College Students Aren’t Vain, They’re Just Looking For A Niche
By Sarah Campbell
Vanity is on the rise among college students, according to a study conducted by five psychologists. The findings are the result of a nationwide evaluation called the Narcissistic Personality Inventory (NPI).
The NPI, which solicited responses from 16,475 college students who were evaluated between 1982 and 2006, asks students to comment on statements such as, “If I ruled the world, it would be a better place” and “I can live my life any way I want to.” By 2006, the research showed a 30% increase in the NPI scores since the test was introduced in 1982. The psychologists say this increase is worrisome, and is likely to negatively affect personal relationships and American society.
The report says that students, “while acknowledging some legitimacy to such findings, don’t necessarily accept generalizations about their generation.”
Sophie Freeman, a sophomore at North Carolina School of the Arts, finds it believable that the NPI has increased, though she says, “I find it interesting that the study is done on college students. I mean isn’t this the time for personal exploration? To focus on yourself and create yourself?”
Freeman feels she tries to do her part in the community and seeks experiences to broaden her outlook. “I personally find a way to incorporate what I love to do in something that’s beneficial for others.” Majoring in modern dance, she explains, “I know I want to dance and it’s not the kind of thing you can do a couple days a week to give more attention to others. In fact I guess dance itself is pretty self-involved (she laughs) the time you give to it alone could probably label you as self-centered.”

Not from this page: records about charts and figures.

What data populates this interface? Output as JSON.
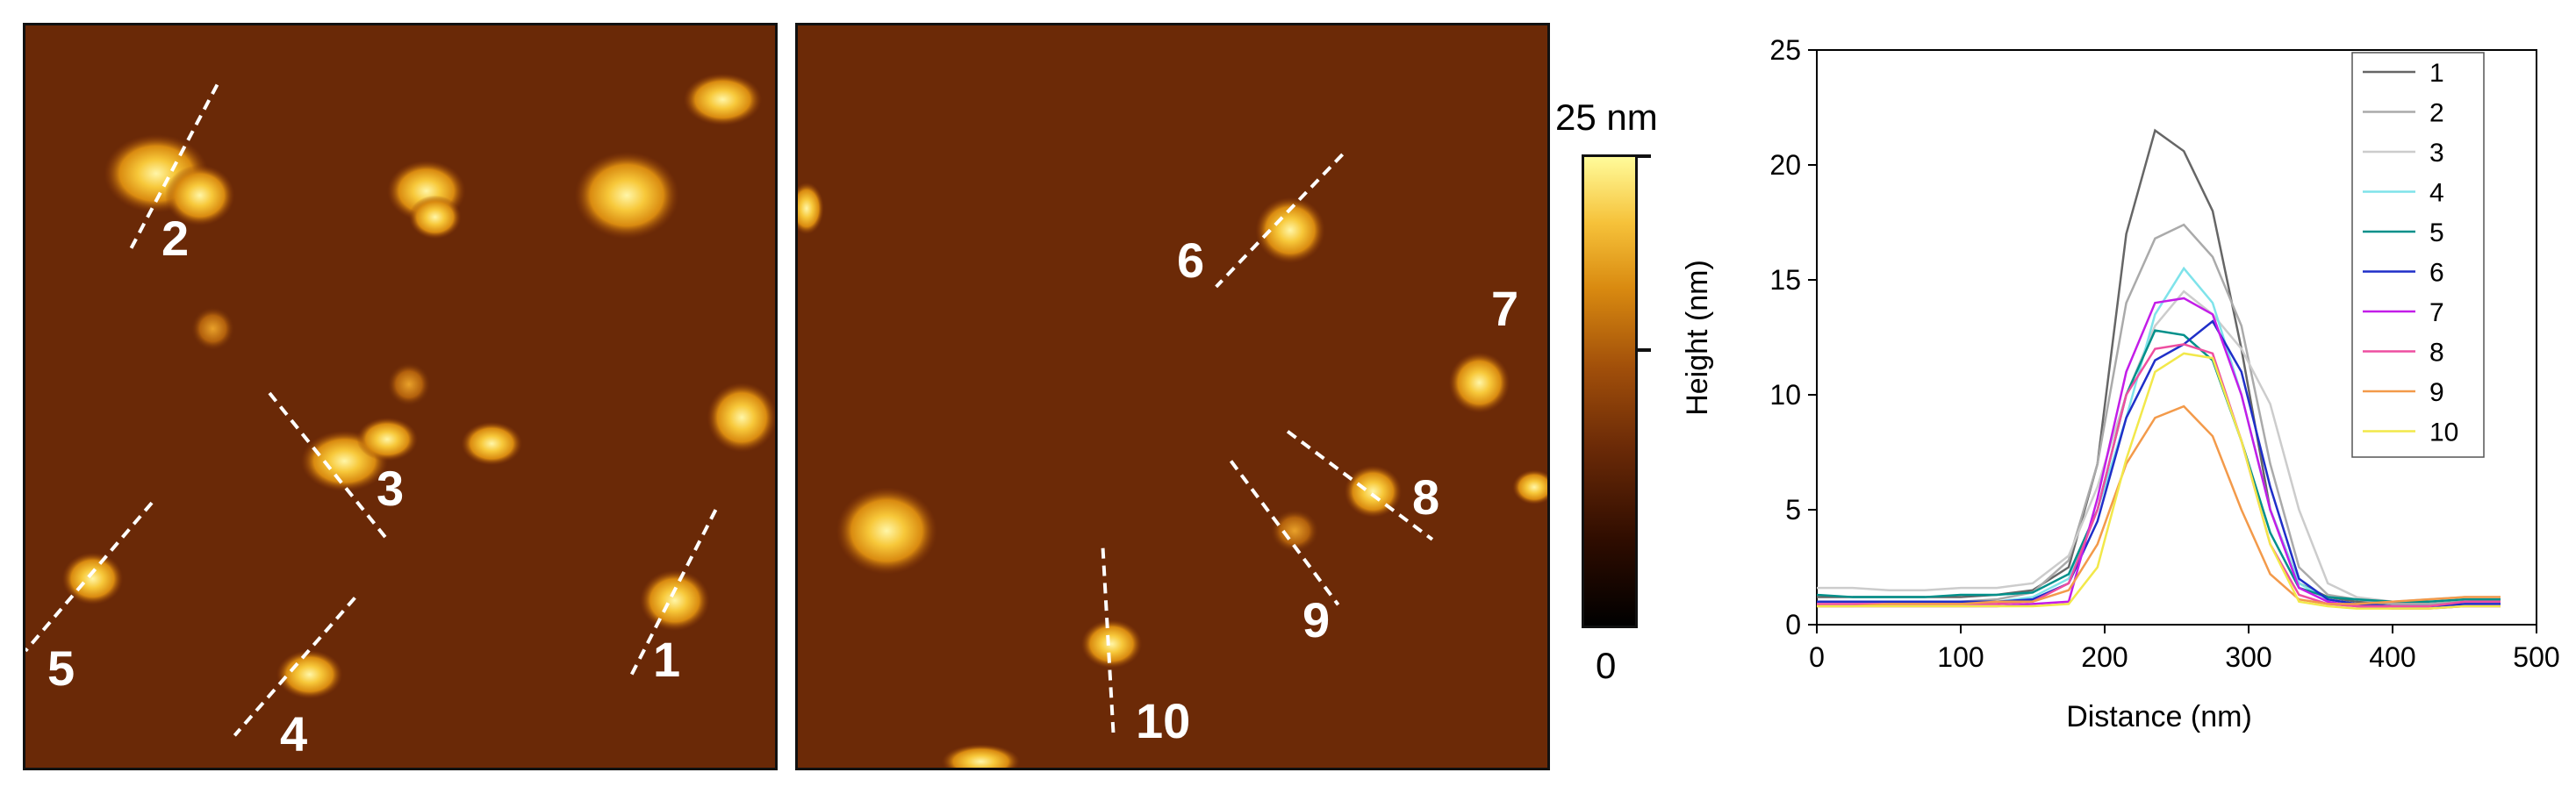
{
  "scalebar": {
    "max_label": "25 nm",
    "min_label": "0"
  },
  "afm_left": {
    "labels": [
      "1",
      "2",
      "3",
      "4",
      "5"
    ]
  },
  "afm_right": {
    "labels": [
      "6",
      "7",
      "8",
      "9",
      "10"
    ]
  },
  "chart_data": {
    "type": "line",
    "xlabel": "Distance (nm)",
    "ylabel": "Height (nm)",
    "xlim": [
      0,
      500
    ],
    "ylim": [
      0,
      25
    ],
    "xticks": [
      0,
      100,
      200,
      300,
      400,
      500
    ],
    "yticks": [
      0,
      5,
      10,
      15,
      20,
      25
    ],
    "grid": false,
    "legend": "top-right",
    "x": [
      0,
      25,
      50,
      75,
      100,
      125,
      150,
      175,
      195,
      215,
      235,
      255,
      275,
      295,
      315,
      335,
      355,
      375,
      400,
      425,
      450,
      475
    ],
    "series": [
      {
        "name": "1",
        "color": "#666666",
        "values": [
          1.2,
          1.2,
          1.2,
          1.2,
          1.2,
          1.3,
          1.5,
          2.5,
          7,
          17,
          21.5,
          20.6,
          18,
          12,
          5,
          1.8,
          1.2,
          1.0,
          0.9,
          0.9,
          1.0,
          1.0
        ]
      },
      {
        "name": "2",
        "color": "#aaaaaa",
        "values": [
          1.0,
          1.0,
          1.0,
          1.0,
          1.0,
          1.1,
          1.4,
          2.8,
          7,
          14,
          16.8,
          17.4,
          16,
          13,
          7,
          2.5,
          1.3,
          1.1,
          0.9,
          0.9,
          1.0,
          1.1
        ]
      },
      {
        "name": "3",
        "color": "#cccccc",
        "values": [
          1.6,
          1.6,
          1.5,
          1.5,
          1.6,
          1.6,
          1.8,
          3.0,
          6,
          10,
          13,
          14.5,
          13.5,
          12,
          9.6,
          5,
          1.8,
          1.2,
          1.0,
          1.1,
          1.2,
          1.2
        ]
      },
      {
        "name": "4",
        "color": "#7fe3ea",
        "values": [
          1.0,
          1.0,
          1.0,
          1.0,
          1.0,
          1.0,
          1.2,
          2.0,
          5,
          9,
          13.5,
          15.5,
          14,
          10,
          5,
          1.8,
          1.1,
          0.9,
          0.8,
          0.8,
          0.9,
          0.9
        ]
      },
      {
        "name": "5",
        "color": "#00908a",
        "values": [
          1.3,
          1.2,
          1.2,
          1.2,
          1.3,
          1.3,
          1.4,
          2.2,
          5,
          10,
          12.8,
          12.6,
          11.5,
          8,
          4,
          1.6,
          1.2,
          1.1,
          1.0,
          1.0,
          1.1,
          1.1
        ]
      },
      {
        "name": "6",
        "color": "#1f2fc8",
        "values": [
          1.0,
          1.0,
          1.0,
          1.0,
          1.0,
          1.0,
          1.1,
          1.8,
          4.5,
          9,
          11.5,
          12.2,
          13.2,
          11,
          6,
          2,
          1.1,
          0.9,
          0.8,
          0.8,
          0.9,
          0.9
        ]
      },
      {
        "name": "7",
        "color": "#c31de8",
        "values": [
          0.8,
          0.8,
          0.8,
          0.8,
          0.8,
          0.8,
          0.9,
          1.0,
          5.5,
          11,
          14,
          14.2,
          13.5,
          10,
          5,
          1.6,
          1.0,
          0.8,
          0.7,
          0.7,
          0.8,
          0.8
        ]
      },
      {
        "name": "8",
        "color": "#ee4ea0",
        "values": [
          0.9,
          0.9,
          0.9,
          0.9,
          0.9,
          0.9,
          1.0,
          1.8,
          5,
          10,
          12,
          12.2,
          11.8,
          8,
          3.5,
          1.3,
          0.9,
          0.8,
          0.8,
          0.8,
          1.0,
          1.0
        ]
      },
      {
        "name": "9",
        "color": "#f39a4a",
        "values": [
          0.8,
          0.8,
          0.9,
          0.9,
          0.9,
          1.0,
          1.0,
          1.5,
          3.5,
          7,
          9,
          9.5,
          8.2,
          5,
          2.2,
          1.1,
          0.9,
          0.9,
          1.0,
          1.1,
          1.2,
          1.2
        ]
      },
      {
        "name": "10",
        "color": "#f2e84a",
        "values": [
          0.8,
          0.8,
          0.8,
          0.8,
          0.8,
          0.8,
          0.8,
          0.9,
          2.5,
          7.2,
          11,
          11.8,
          11.6,
          8,
          3.5,
          1.0,
          0.8,
          0.7,
          0.7,
          0.7,
          0.8,
          0.8
        ]
      }
    ]
  }
}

Freeman continues: “I know I’m not going to be a full-time volunteer but I do what I can. I’ll perform for a cause. I’ve performed in children’s hospitals, nursing homes, in a Fundraising fair in New Orleans. And these are non-paying optional gigs but I think that it makes sense.”
The researchers believe that the 1980s “self-esteem movement” may have triggered this vanity trend, which they say has now gone too far. W. Keith Campbell, a researcher from the University of Georgia says narcissism can have benefits, but “unfortunately, narcissism can also have negative consequences for society..” The study explains that narcissists “are more likely to have romantic relationships that are short-lived, at risk for infidelity, lack of emotional warmth, and to exhibit game playing, dishonesty, and over-controlling and violent behavior.”
Professor Jean Twenge of San Diego University, and the study’s lead author, explains narcissists tend to lack empathy, react aggressively to criticism, and prefer self-promotion in favor of helping others, all aspects she attributes to why young Americans are more miserable today than before. Twenge says schooling, technology and the way we speak to our children are all contributing factors to this rise in NPI. She says: “Current technology fuels the increase in narcissism,” sighting YouTube and MySpace as attention-seeking sites that provoke the problem.
Twenge also says: “We need to stop endlessly repeating ‘You’re special’ and having children repeat this back…” Campbell on the other hand seems less sure of how to remedy the problem, noting: “permissiveness seems to be a component… A potential antidote would be more authoritative parenting. Less indulgence might be called for.”
Cynthia Dragoni, who recently attended the University of Pennsylvania, finds the NPI results an accurate reflection of society, though she too expresses concern over the focus on those of college age. She says: “Well of course college students are self-centered, but show me someone, at any age, who’s really not. I mean the life we live is all about the individual.”
Dragoni who has lived in both Russia and the Ukraine, but was raised in the U.S. says, “it’s the American way… everything we do tends to get more focused on ‘me, me, me’… look at the types of things people consider news, or entertainment. Everything seems to be glorifying the way of life that is centered on a life focused around oneself and that self seems to focus on things that probably shouldn’t be deemed as relevant as they are.”
Massimo Lavelle, a student at Penn State says, “College kids may seem to be more self-involved, though I’d argue that they are no more so than older generations, they just haven’t found their niche yet. You see, if you see someone in their late 30s with kids, a golf membership and a summer house they aren’t considered to be self-involved, they are just living their life.
Lavelle thinks that college students have different priorities, which leads them to be “…seen as focusing on the more trivial and are thus perceived as self-centered.”
Lavelle describes selfishness as human nature and adds, “I think that selfishness is most apparent in a diverse environment. Like in college everyone’s selfishness is highlighted because there are so many people with so many different desires without a common-ground for topic and understanding.”
Lavelle explains that by the time you’re out of college and have “laid a foundation for yourself,” you then build a life that is catered to your desires. “You jump in a box that you fit into comfortably, so no one thinks of your doings as anything other than normal.”